In Cincinnati, Gauff eased through her first three rounds over Mayar Sherif, Linda Noskova and Jasmine Paolini, before notching one of the biggest wins of her career. Playing in her third WTA 1000 semifinal, Gauff earned her first win in eight tries over World No.1 Iga Swiatek, winning 7-6(2), 3-6, 6-4. 

The victory was Gauff's second over a reigning World No.1, having defeated Ashleigh Barty by retirement in 2021.

Ranked No.17, Muchova came into Cincinnati after a tough three-set effort against Iga Swiatek in the Montreal quarterfinals. After the quick turnaround, she dug deep to tally three consecutive three-set wins over No.19 Beatriz Haddad Maia, Petra Martic, and No.8 Maria Sakkari. In the quarterfinals, Muchova got a much-needed respite after Marie Bouzkova retired three games into the match. 

Facing No.2 Aryna Sabalenka in the semifinals, Muchova needed every ounce of energy and guile to rally from a set down to win 6-7(4), 6-3, 6-2. The win was Muchova's second over Sabalenka this season, having saved match point to win in the French Open semifinals. 

How do they stack up?

Sunday will see the first career meeting between Gauff and Muchova. 

Gauff has spent 6 hours and 24 minutes on court to make the final. Muchova has been a workhorse, spending 10 hours and 1 minute. 

What's at stake?

Gauff is looking to add to her 2023 title haul and pick up a third title this season. She also won Auckland and Washington D.C. A victory in Cincinnati would be the biggest title of her career.

Gauff is bidding to become the first teenage champion in Cincinnati. A win on Sunday would mint her as the fourth American champion of the event, joining Lindsay Davenport (2004), Serena Williams (2014, 2015) and Madison Keys (2019).
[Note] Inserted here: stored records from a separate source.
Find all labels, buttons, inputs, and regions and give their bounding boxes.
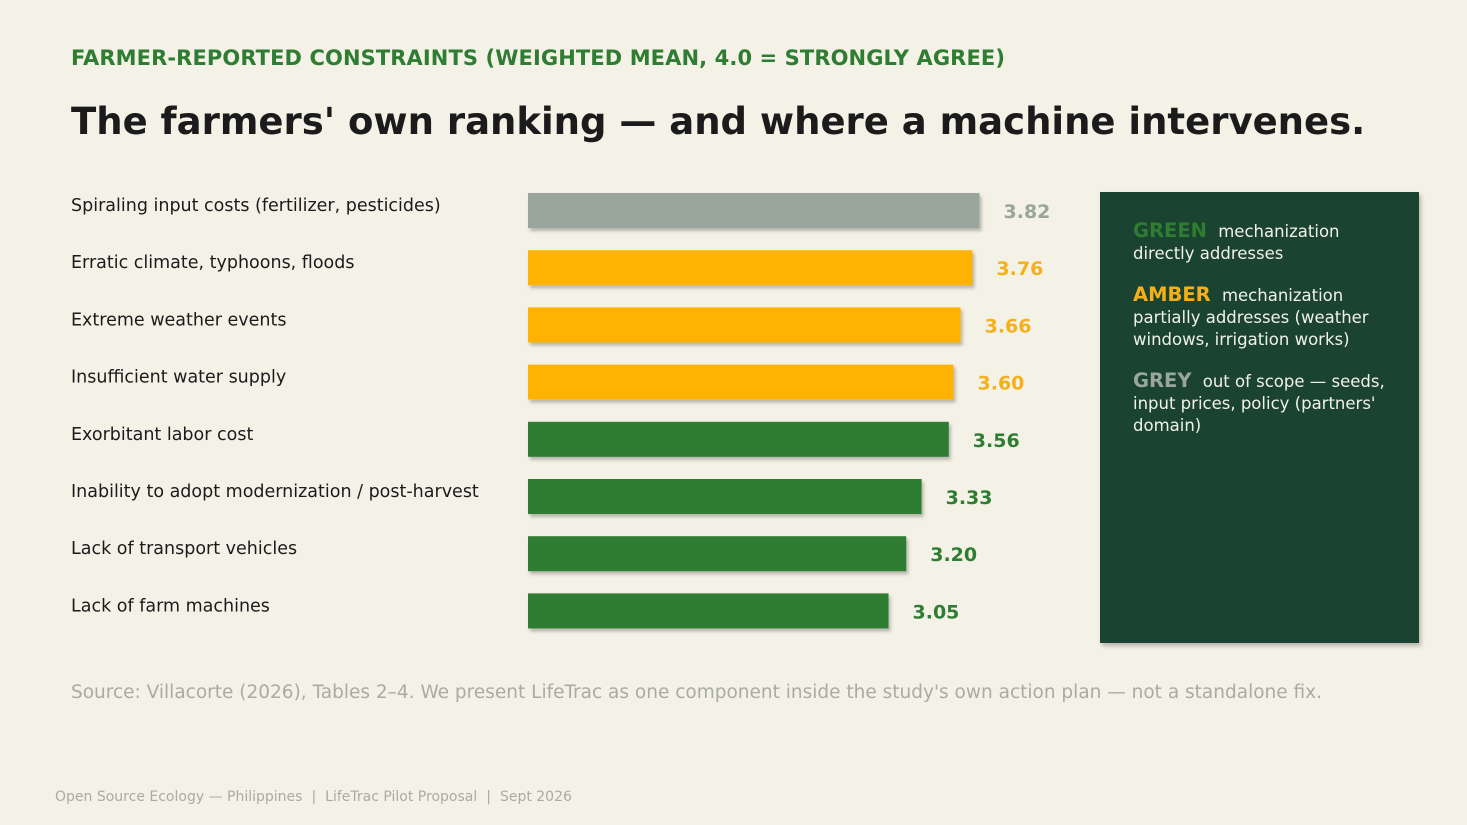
bar xyxy=(528,307,961,343)
category-label: Lack of transport vehicles xyxy=(71,539,297,559)
footer-date: Sept 2026 xyxy=(499,789,572,805)
legend-text-grey: out of scope — seeds, input prices, poli… xyxy=(1133,372,1385,435)
legend-panel: GREEN mechanization directly addresses A… xyxy=(1100,192,1419,643)
legend-item-amber: AMBER mechanization partially addresses … xyxy=(1133,284,1399,351)
bar-value-label: 3.33 xyxy=(946,487,993,509)
legend-key-amber: AMBER xyxy=(1133,283,1211,306)
bar-value-label: 3.56 xyxy=(973,430,1020,452)
legend-key-grey: GREY xyxy=(1133,369,1192,392)
legend-item-green: GREEN mechanization directly addresses xyxy=(1133,220,1399,265)
bar xyxy=(528,479,922,514)
category-label: Extreme weather events xyxy=(71,310,286,330)
footer: Open Source Ecology — Philippines | LifeTr… xyxy=(55,789,572,805)
bar-value-label: 3.20 xyxy=(930,544,977,566)
category-label: Spiraling input costs (fertilizer, pesti… xyxy=(71,196,441,216)
footer-org: Open Source Ecology — Philippines xyxy=(55,789,303,805)
constraints-bar-chart: Spiraling input costs (fertilizer, pesti… xyxy=(71,193,1051,629)
bar xyxy=(528,193,980,228)
category-label: Inability to adopt modernization / post-… xyxy=(71,482,479,502)
category-label: Exorbitant labor cost xyxy=(71,425,253,445)
category-label: Lack of farm machines xyxy=(71,596,270,616)
bar xyxy=(528,250,973,286)
legend-text-green: mechanization directly addresses xyxy=(1133,222,1340,263)
bar xyxy=(528,364,954,400)
headline: The farmers' own ranking — and where a m… xyxy=(71,100,1366,143)
footer-separator: | xyxy=(486,789,491,805)
category-label: Erratic climate, typhoons, floods xyxy=(71,253,354,273)
bar-value-label: 3.05 xyxy=(913,601,960,623)
legend-text-amber: mechanization partially addresses (weath… xyxy=(1133,286,1369,349)
bar xyxy=(528,536,907,572)
category-label: Insufficient water supply xyxy=(71,368,286,388)
footer-separator: | xyxy=(311,789,317,805)
legend-key-green: GREEN xyxy=(1133,219,1207,242)
bar xyxy=(528,421,949,457)
bar-value-label: 3.82 xyxy=(1004,201,1051,223)
eyebrow-title: FARMER-REPORTED CONSTRAINTS (WEIGHTED ME… xyxy=(71,46,1006,70)
bar-value-label: 3.66 xyxy=(985,315,1032,337)
source-note: Source: Villacorte (2026), Tables 2–4. W… xyxy=(71,682,1322,703)
bar-value-label: 3.76 xyxy=(996,258,1043,280)
legend-item-grey: GREY out of scope — seeds, input prices,… xyxy=(1133,370,1399,437)
bar xyxy=(528,593,889,629)
footer-project: LifeTrac Pilot Proposal xyxy=(325,789,478,805)
bar-value-label: 3.60 xyxy=(978,373,1025,395)
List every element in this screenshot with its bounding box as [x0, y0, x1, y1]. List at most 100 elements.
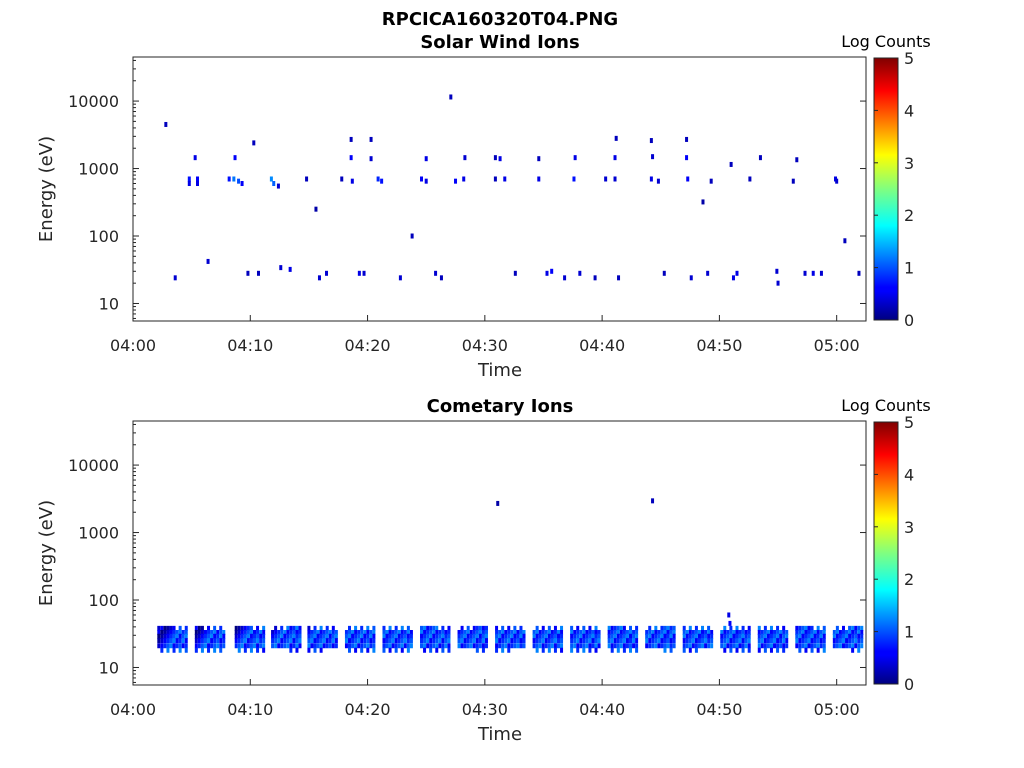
heatmap-cell	[854, 643, 858, 649]
heatmap-cell	[854, 633, 858, 639]
heatmap-cell	[478, 633, 482, 639]
heatmap-cell	[801, 629, 805, 635]
heatmap-cell	[610, 629, 614, 635]
heatmap-cell	[307, 625, 311, 631]
heatmap-cell	[810, 643, 814, 649]
heatmap-cell	[760, 638, 764, 644]
heatmap-cell	[573, 629, 577, 635]
heatmap-cell	[240, 633, 244, 639]
heatmap-cell	[604, 176, 608, 182]
heatmap-cell	[522, 643, 526, 649]
heatmap-cell	[388, 633, 392, 639]
y-tick-label: 10000	[68, 92, 119, 111]
heatmap-cell	[475, 633, 479, 639]
heatmap-cell	[614, 135, 618, 141]
heatmap-cell	[594, 633, 598, 639]
heatmap-cell	[691, 638, 695, 644]
heatmap-cell	[694, 643, 698, 649]
heatmap-cell	[857, 647, 861, 653]
heatmap-cell	[277, 638, 281, 644]
heatmap-cell	[694, 638, 698, 644]
heatmap-cell	[160, 633, 164, 639]
heatmap-cell	[816, 625, 820, 631]
heatmap-cell	[423, 633, 427, 639]
heatmap-cell	[175, 638, 179, 644]
heatmap-cell	[369, 156, 373, 162]
heatmap-cell	[187, 176, 191, 182]
heatmap-cell	[744, 638, 748, 644]
heatmap-cell	[466, 629, 470, 635]
heatmap-cell	[157, 643, 161, 649]
heatmap-cell	[610, 643, 614, 649]
heatmap-cell	[744, 643, 748, 649]
heatmap-cell	[274, 638, 278, 644]
heatmap-cell	[610, 625, 614, 631]
heatmap-cell	[237, 643, 241, 649]
colorbar-tick-label: 5	[904, 49, 914, 68]
colorbar-label: Log Counts	[841, 32, 931, 51]
heatmap-cell	[810, 647, 814, 653]
heatmap-cell	[253, 638, 257, 644]
heatmap-cell	[194, 638, 198, 644]
heatmap-cell	[484, 625, 488, 631]
heatmap-cell	[782, 629, 786, 635]
heatmap-cell	[516, 633, 520, 639]
heatmap-cell	[610, 633, 614, 639]
heatmap-cell	[851, 629, 855, 635]
heatmap-cell	[838, 633, 842, 639]
heatmap-cell	[744, 629, 748, 635]
heatmap-cell	[317, 275, 321, 281]
heatmap-cell	[573, 643, 577, 649]
heatmap-cell	[662, 270, 666, 276]
heatmap-cell	[769, 629, 773, 635]
heatmap-cell	[547, 647, 551, 653]
heatmap-cell	[216, 643, 220, 649]
heatmap-cell	[423, 638, 427, 644]
heatmap-cell	[481, 643, 485, 649]
heatmap-cell	[747, 625, 751, 631]
heatmap-cell	[701, 629, 705, 635]
heatmap-cell	[701, 625, 705, 631]
heatmap-cell	[763, 629, 767, 635]
heatmap-cell	[253, 629, 257, 635]
heatmap-cell	[597, 629, 601, 635]
heatmap-cell	[560, 647, 564, 653]
heatmap-cell	[513, 625, 517, 631]
heatmap-cell	[249, 643, 253, 649]
heatmap-cell	[478, 629, 482, 635]
heatmap-cell	[463, 629, 467, 635]
heatmap-cell	[382, 647, 386, 653]
heatmap-cell	[369, 136, 373, 142]
heatmap-cell	[357, 270, 361, 276]
heatmap-cell	[666, 633, 670, 639]
heatmap-cell	[495, 638, 499, 644]
heatmap-cell	[776, 633, 780, 639]
heatmap-cell	[388, 643, 392, 649]
heatmap-cell	[773, 629, 777, 635]
heatmap-cell	[193, 155, 197, 161]
heatmap-cell	[776, 643, 780, 649]
heatmap-cell	[685, 633, 689, 639]
heatmap-cell	[475, 647, 479, 653]
heatmap-cell	[169, 643, 173, 649]
heatmap-cell	[619, 629, 623, 635]
heatmap-cell	[447, 629, 451, 635]
heatmap-cell	[741, 647, 745, 653]
heatmap-cell	[495, 643, 499, 649]
heatmap-cell	[213, 647, 217, 653]
heatmap-cell	[720, 643, 724, 649]
heatmap-cell	[460, 643, 464, 649]
heatmap-cell	[200, 638, 204, 644]
heatmap-cell	[463, 633, 467, 639]
heatmap-cell	[672, 625, 676, 631]
heatmap-cell	[279, 265, 283, 271]
heatmap-cell	[819, 638, 823, 644]
heatmap-cell	[166, 625, 170, 631]
heatmap-cell	[274, 633, 278, 639]
heatmap-cell	[507, 625, 511, 631]
heatmap-cell	[269, 176, 273, 182]
heatmap-cell	[344, 633, 348, 639]
heatmap-cell	[354, 643, 358, 649]
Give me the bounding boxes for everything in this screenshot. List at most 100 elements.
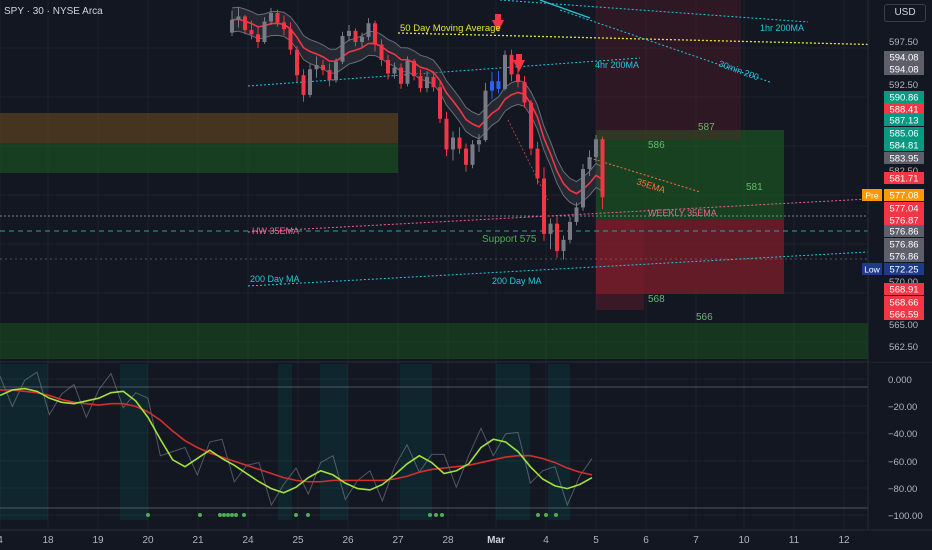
candle	[269, 13, 273, 22]
x-tick-label: Mar	[487, 535, 505, 546]
label-568: 568	[648, 294, 665, 305]
candle	[399, 68, 403, 84]
symbol-title: SPY · 30 · NYSE Arca	[4, 6, 103, 17]
x-tick-label: 10	[738, 535, 750, 546]
upper-red-zone	[596, 0, 741, 140]
osc-tick-label: −100.00	[888, 511, 923, 522]
candle	[575, 207, 579, 221]
candle	[250, 30, 254, 34]
x-tick-label: 7	[693, 535, 699, 546]
price-label: 587.13	[889, 116, 918, 127]
x-tick-label: 6	[643, 535, 649, 546]
candle	[542, 178, 546, 233]
candle	[360, 37, 364, 42]
candle	[256, 34, 260, 42]
price-label: 568.66	[889, 298, 918, 309]
x-tick-label: 27	[392, 535, 404, 546]
label-ma1h: 1hr 200MA	[760, 23, 804, 33]
arrow-down-2-stem	[516, 54, 522, 61]
osc-signal-dot	[242, 513, 246, 517]
candle	[458, 138, 462, 149]
candle	[419, 76, 423, 88]
green-zone	[0, 143, 398, 173]
label-586: 586	[648, 140, 665, 151]
label-566: 566	[696, 312, 713, 323]
candle	[328, 70, 332, 80]
candle	[536, 149, 540, 179]
candle	[289, 29, 293, 49]
arrow-down-1-stem	[495, 14, 501, 21]
x-tick-label: 28	[442, 535, 454, 546]
candle	[568, 222, 572, 240]
currency-button[interactable]: USD	[884, 4, 926, 22]
candle	[549, 224, 553, 234]
candle	[263, 22, 267, 42]
candle	[334, 62, 338, 81]
x-tick-label: 24	[242, 535, 254, 546]
price-label: 576.86	[889, 240, 918, 251]
candle	[321, 65, 325, 70]
osc-signal-dot	[536, 513, 540, 517]
osc-tick-label: −20.00	[888, 402, 917, 413]
osc-signal-dot	[218, 513, 222, 517]
candle	[373, 23, 377, 44]
osc-tick-label: −80.00	[888, 484, 917, 495]
candle	[432, 77, 436, 87]
candle	[503, 55, 507, 89]
candle	[347, 31, 351, 36]
osc-signal-dot	[428, 513, 432, 517]
osc-signal-dot	[306, 513, 310, 517]
candle	[406, 61, 410, 84]
osc-signal-dot	[222, 513, 226, 517]
candle	[516, 74, 520, 82]
price-label: 590.86	[889, 93, 918, 104]
candle	[425, 77, 429, 88]
y-tick-label: 562.50	[889, 342, 918, 353]
x-tick-label: 4	[0, 535, 3, 546]
price-label: 584.81	[889, 141, 918, 152]
candle	[230, 20, 234, 33]
candle	[529, 103, 533, 149]
price-label: 577.04	[889, 204, 918, 215]
price-label: 581.71	[889, 174, 918, 185]
candle	[510, 55, 514, 75]
candle	[484, 91, 488, 140]
candle	[315, 65, 319, 69]
price-label: 576.86	[889, 252, 918, 263]
candle	[367, 23, 371, 37]
price-label: 572.25	[889, 265, 918, 276]
candle	[380, 45, 384, 60]
candle	[588, 157, 592, 169]
label-ma50: 50 Day Moving Average	[400, 23, 501, 34]
bottom-green-zone	[0, 323, 868, 359]
y-tick-label: 565.00	[889, 320, 918, 331]
candle	[594, 139, 598, 157]
candle	[237, 16, 241, 19]
osc-tick-label: −40.00	[888, 429, 917, 440]
price-label: 588.41	[889, 105, 918, 116]
x-tick-label: 12	[838, 535, 850, 546]
osc-signal-dot	[234, 513, 238, 517]
price-label: 568.91	[889, 285, 918, 296]
candle	[581, 169, 585, 207]
x-tick-label: 18	[42, 535, 54, 546]
candle	[282, 22, 286, 29]
y-tick-label: 592.50	[889, 80, 918, 91]
candle	[471, 144, 475, 164]
candle	[497, 81, 501, 89]
candle	[295, 50, 299, 76]
price-tag: Pre	[865, 191, 879, 201]
osc-signal-dot	[544, 513, 548, 517]
x-tick-label: 20	[142, 535, 154, 546]
candle	[523, 82, 527, 102]
candle	[302, 75, 306, 95]
price-label: 583.95	[889, 154, 918, 165]
osc-signal-dot	[554, 513, 558, 517]
price-label: 585.06	[889, 129, 918, 140]
x-tick-label: 19	[92, 535, 104, 546]
candle	[276, 13, 280, 22]
label-ma4h: 4hr 200MA	[595, 60, 639, 70]
candle	[243, 16, 247, 30]
price-label: 577.08	[889, 191, 918, 202]
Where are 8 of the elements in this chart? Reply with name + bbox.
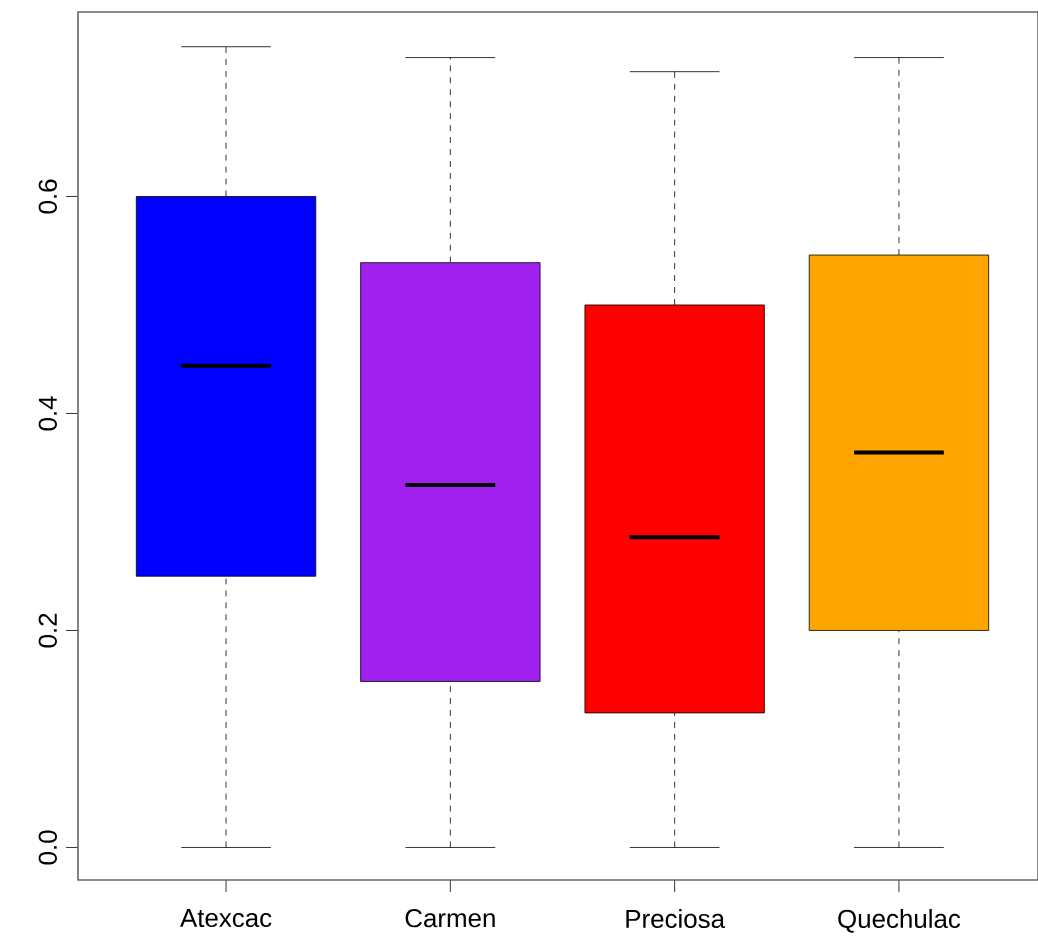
y-tick-label: 0.0 <box>38 830 57 865</box>
y-tick-label: 0.6 <box>38 179 57 214</box>
y-tick-label: 0.2 <box>38 613 57 648</box>
x-tick-label: Quechulac <box>838 909 961 933</box>
x-tick-label: Preciosa <box>626 909 726 929</box>
y-tick-label: 0.4 <box>38 396 57 431</box>
x-tick-label: Carmen <box>405 909 495 928</box>
x-tick-label: Atexcac <box>180 909 272 928</box>
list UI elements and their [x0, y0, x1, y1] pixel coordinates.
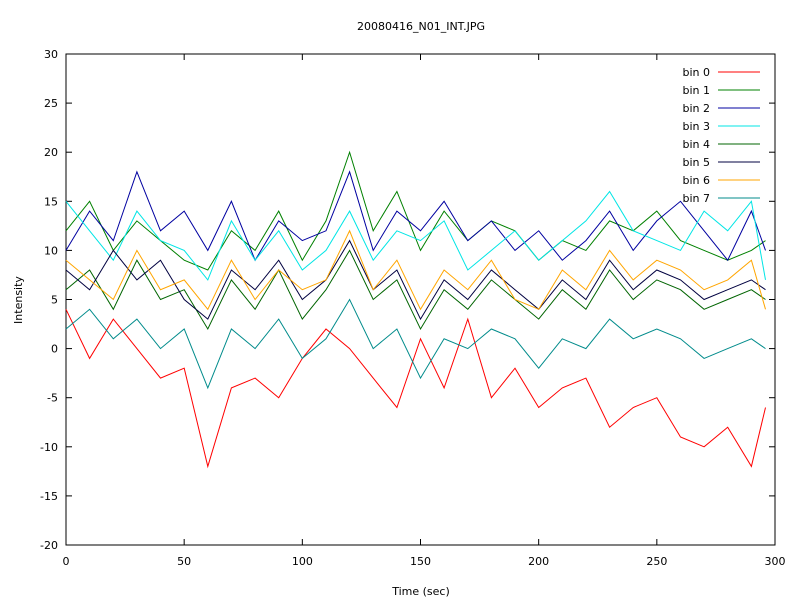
y-tick-label: -20 [40, 539, 58, 552]
legend-label: bin 1 [682, 84, 710, 97]
y-tick-label: 30 [44, 48, 58, 61]
x-tick-label: 100 [292, 555, 313, 568]
y-tick-label: 20 [44, 146, 58, 159]
series-line-bin-3 [65, 190, 766, 281]
x-tick-label: 300 [765, 555, 786, 568]
legend-label: bin 3 [682, 120, 710, 133]
y-tick-label: 0 [51, 343, 58, 356]
legend-label: bin 7 [682, 192, 710, 205]
legend: bin 0 bin 1 bin 2 bin 3 bin 4 bin 5 bin 6 bin 7 [682, 66, 760, 205]
x-axis-label: Time (sec) [391, 585, 450, 598]
series-line-bin-4 [65, 249, 766, 331]
y-tick-label: 5 [51, 294, 58, 307]
y-tick-label: -5 [47, 392, 58, 405]
x-tick-label: 200 [528, 555, 549, 568]
y-axis-label: Intensity [12, 276, 25, 324]
legend-label: bin 4 [682, 138, 710, 151]
chart-title: 20080416_N01_INT.JPG [357, 20, 485, 33]
x-tick-label: 150 [410, 555, 431, 568]
legend-label: bin 5 [682, 156, 710, 169]
legend-label: bin 6 [682, 174, 710, 187]
y-tick-label: 10 [44, 244, 58, 257]
series-line-bin-5 [65, 239, 766, 321]
x-tick-label: 250 [646, 555, 667, 568]
series-line-bin-6 [65, 229, 766, 311]
axes: 0 50 100 150 200 250 300 -20 -15 -10 -5 0 5 10 15 20 25 3… [40, 48, 785, 568]
series-line-bin-7 [65, 298, 766, 390]
x-tick-label: 0 [63, 555, 70, 568]
series-lines [65, 150, 766, 469]
plot-frame [65, 53, 776, 546]
series-line-bin-1 [65, 150, 766, 271]
legend-label: bin 0 [682, 66, 710, 79]
series-line-bin-0 [65, 309, 766, 469]
y-tick-label: 25 [44, 97, 58, 110]
y-tick-label: -15 [40, 490, 58, 503]
series-line-bin-2 [65, 170, 766, 262]
legend-label: bin 2 [682, 102, 710, 115]
x-tick-label: 50 [177, 555, 191, 568]
y-tick-label: -10 [40, 441, 58, 454]
y-tick-label: 15 [44, 195, 58, 208]
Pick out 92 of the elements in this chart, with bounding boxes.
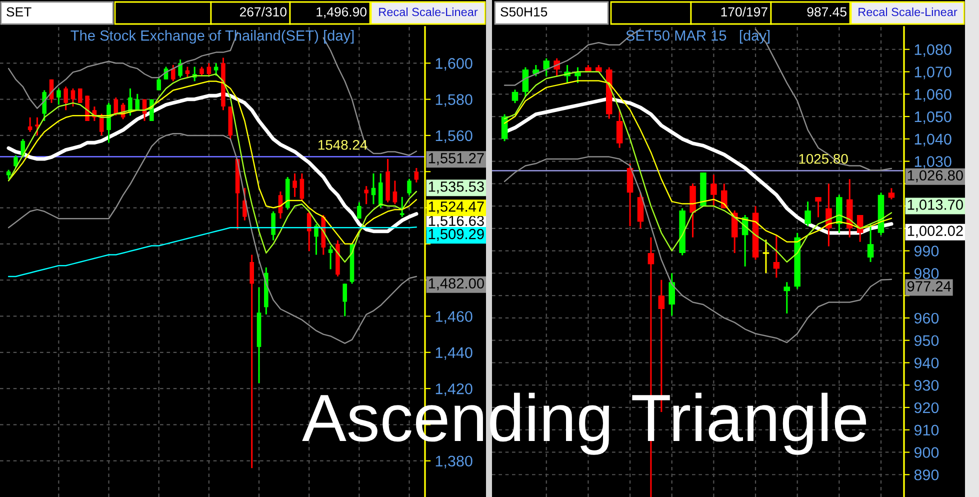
data-label: 1,509.29: [428, 228, 484, 241]
candlestick: [56, 88, 61, 106]
data-label: 977.24: [907, 281, 951, 292]
y-tick-label: 1,440: [436, 347, 472, 360]
ref-line-label: 1025.80: [799, 154, 848, 164]
candlestick: [328, 244, 333, 270]
candlestick: [773, 234, 780, 278]
y-tick-label: 890: [914, 469, 939, 480]
y-tick-label: 1,030: [914, 156, 952, 169]
candlestick: [78, 88, 82, 104]
candlestick: [20, 138, 26, 158]
candlestick: [815, 196, 822, 218]
y-tick-label: 910: [914, 424, 939, 436]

Muchova is bidding to win her second Hologic WTA Tour title and first since winning Seoul in 2019. She would join Karolina Pliskova as the. only two Czech champions of the tournament.

Muchova is bidding to beat three Top 10 opponents at a single tournament for the first time in her career. With her win over Sabalenka, she is now 5-4 against Top 10 opposition this season.

What are they saying? 

Muchova: "I think I was even outside of 200 at the end of the last year, so it's incredible. I always was hoping and believing that I can be up there, but you never know. In the past, my health was a big issue. It always stopped me. I'm just really, really pleased how it's going. To be in Top 10, I can say it for rest of my life that I was top 10 tennis player from all of the people. It's great achievement."

Gauff: "I didn't feel like [the match] was close to three hours. I feel like physically I'm just really in shape. Really, I feel like the only time I don't feel good is when I don't get enough sleep. It's not necessarily when I do so much work the next day. I think I train for moments like this."

Muchova: "Energy levels? It's tough. It's tough. I can feel it in my bones that I played all three-setters. Just yesterday I had a little time off. Obviously, my body feels it."

Gauff: "I know there's more work to do. It's very easy for me to get back focused and put too much focus on one match or too much on one thing. Everybody close to me knows that. They usually say I should give myself more props."